L’Oriental, territoire de 82 320 km², situé dans le prolongement nord-est du Royaume, avec une population de près de 2 millions d’habitants a de tous temps, de par son histoire et sa géographie, été une zone de flux économiques et sociaux ouverte sur son environnement international. Avec ses deux fenêtres, l’une donnant à l’est vers l’Algérie, le reste du Maghreb et par extension vers l’Afrique subsaharienne, la seconde donnant sur le pourtour méditerranéen.
Cette géographie a façonné le destin de cette région frontalière devenue très sensible au degré d’intensité des échanges avec son environnement international immédiat. Plusieurs pans de l’économie régionale se sont construits sur la base des liens frontaliers avec, notamment, l’Algérie à l’Est et l’Espagne au Nord (commerce et services, transport routier, maritime et ferroviaire, banques et services financiers, etc.). L’analyse des flux économiques de la région montre d’ailleurs que cette dernière a été historiquement plus une région de transit qu’une région qui valorise ses ressources localement.
L’éloignement de la région des centres de décision nationaux a, en outre, contraint l’économie régionale à rester dépendante des contingences frontalières. À l’Est, les frontières ont été depuis l’indépendance à ce jour plus fermées qu’ouvertes ; situation qui a conduit la région à demeurer dans une situation «d’attentisme économique» à cause d’une intégration régionale du Maghreb toujours reportée aux «calendes grecques».
Ce contexte économique, provoqué par l’éloignement de la région par rapport au centre du pays et la fermeture des frontières à l’est, a poussé la région à orienter ses flux vers le nord de la méditerranée ; en l’occurrence vers l’Europe. Aujourd’hui, l’Oriental est devenu, par sa diaspora et ses échanges économiques, l’une des régions du Royaume les plus connectées avec l’Europe. C’est l’une des réalités encore méconnues au plan national et international.
On estime qu’entre 800 000 à 1 million d’hommes et de femmes issus de l’Oriental sont à l’étranger, essentiellement en Europe. Si l’on rapproche ce chiffre de celui de la population totale de l’Oriental qui ne dépasse pas 2 millions (selon le recensement de 2004), nous pouvons mesurer l’importance des liens humains de l’Oriental avec l’autre rive de la Méditerranée.
Les estimations statistiques relatives à la diaspora indiquent que 70% des Marocains résidant en Allemagne sont issus de l’Oriental, le même chiffre est avancé pour les Pays-Bas, 60% en Espagne, 50% en Belgique et 30% en France. De même, selon les chiffres disponibles, 25% des flux financiers de la diaspora transférés au Maroc (plus de 4 milliards d’euros en 2007) le sont vers l’Oriental. En matière d’import-export, 80% des revenus des produits d’exportation de la région (produits agricoles et agro-industriels) le sont à la faveur des exportations vers les marchés européens. La proximité d’une province aussi importante que Nador avec l’enclave occupée espagnole de Melilla génère des courants d’échanges économiques non négligeables.

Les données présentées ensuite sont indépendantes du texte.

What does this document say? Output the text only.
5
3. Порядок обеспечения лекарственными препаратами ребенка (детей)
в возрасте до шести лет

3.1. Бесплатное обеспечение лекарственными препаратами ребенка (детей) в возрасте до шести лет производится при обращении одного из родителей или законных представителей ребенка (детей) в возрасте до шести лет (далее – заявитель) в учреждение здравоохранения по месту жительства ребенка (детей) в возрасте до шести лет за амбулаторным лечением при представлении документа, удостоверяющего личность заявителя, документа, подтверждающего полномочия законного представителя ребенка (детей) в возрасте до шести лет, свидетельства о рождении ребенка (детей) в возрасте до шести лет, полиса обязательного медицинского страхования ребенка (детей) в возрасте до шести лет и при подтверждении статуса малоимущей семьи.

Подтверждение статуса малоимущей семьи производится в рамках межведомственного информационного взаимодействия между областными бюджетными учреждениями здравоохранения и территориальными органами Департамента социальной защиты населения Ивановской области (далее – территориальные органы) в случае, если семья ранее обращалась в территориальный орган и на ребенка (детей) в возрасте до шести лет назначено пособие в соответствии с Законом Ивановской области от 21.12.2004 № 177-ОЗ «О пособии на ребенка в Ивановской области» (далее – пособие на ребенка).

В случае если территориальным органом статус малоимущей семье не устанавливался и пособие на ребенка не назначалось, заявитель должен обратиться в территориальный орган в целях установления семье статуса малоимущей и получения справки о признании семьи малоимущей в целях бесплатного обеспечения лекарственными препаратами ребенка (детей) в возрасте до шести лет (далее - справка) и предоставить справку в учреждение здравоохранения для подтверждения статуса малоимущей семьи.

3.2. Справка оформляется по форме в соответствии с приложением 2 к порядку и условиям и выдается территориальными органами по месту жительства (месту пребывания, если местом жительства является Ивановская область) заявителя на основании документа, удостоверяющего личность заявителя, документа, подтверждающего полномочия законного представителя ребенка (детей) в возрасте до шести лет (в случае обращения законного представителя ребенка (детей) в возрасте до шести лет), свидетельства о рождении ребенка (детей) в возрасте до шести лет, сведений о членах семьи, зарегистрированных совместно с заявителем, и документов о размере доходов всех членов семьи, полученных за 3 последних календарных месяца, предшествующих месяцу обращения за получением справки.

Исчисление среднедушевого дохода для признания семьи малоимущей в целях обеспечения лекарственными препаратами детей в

Dans l’attente de la construction du Maghreb arabe, la région a établi des liens forts avec l’Europe, notamment à travers la population des Marocains résidant dans les pays européens (France, Allemagne, Pays-Bas, Belgique, Espagne, Italie, etc.) et issus de la région. L’Agence de l’Oriental a pleinement intégré cette réalité et en prend compte dans le cadre de la stratégie de développement régional, notamment dans son volet de la coopération internationale.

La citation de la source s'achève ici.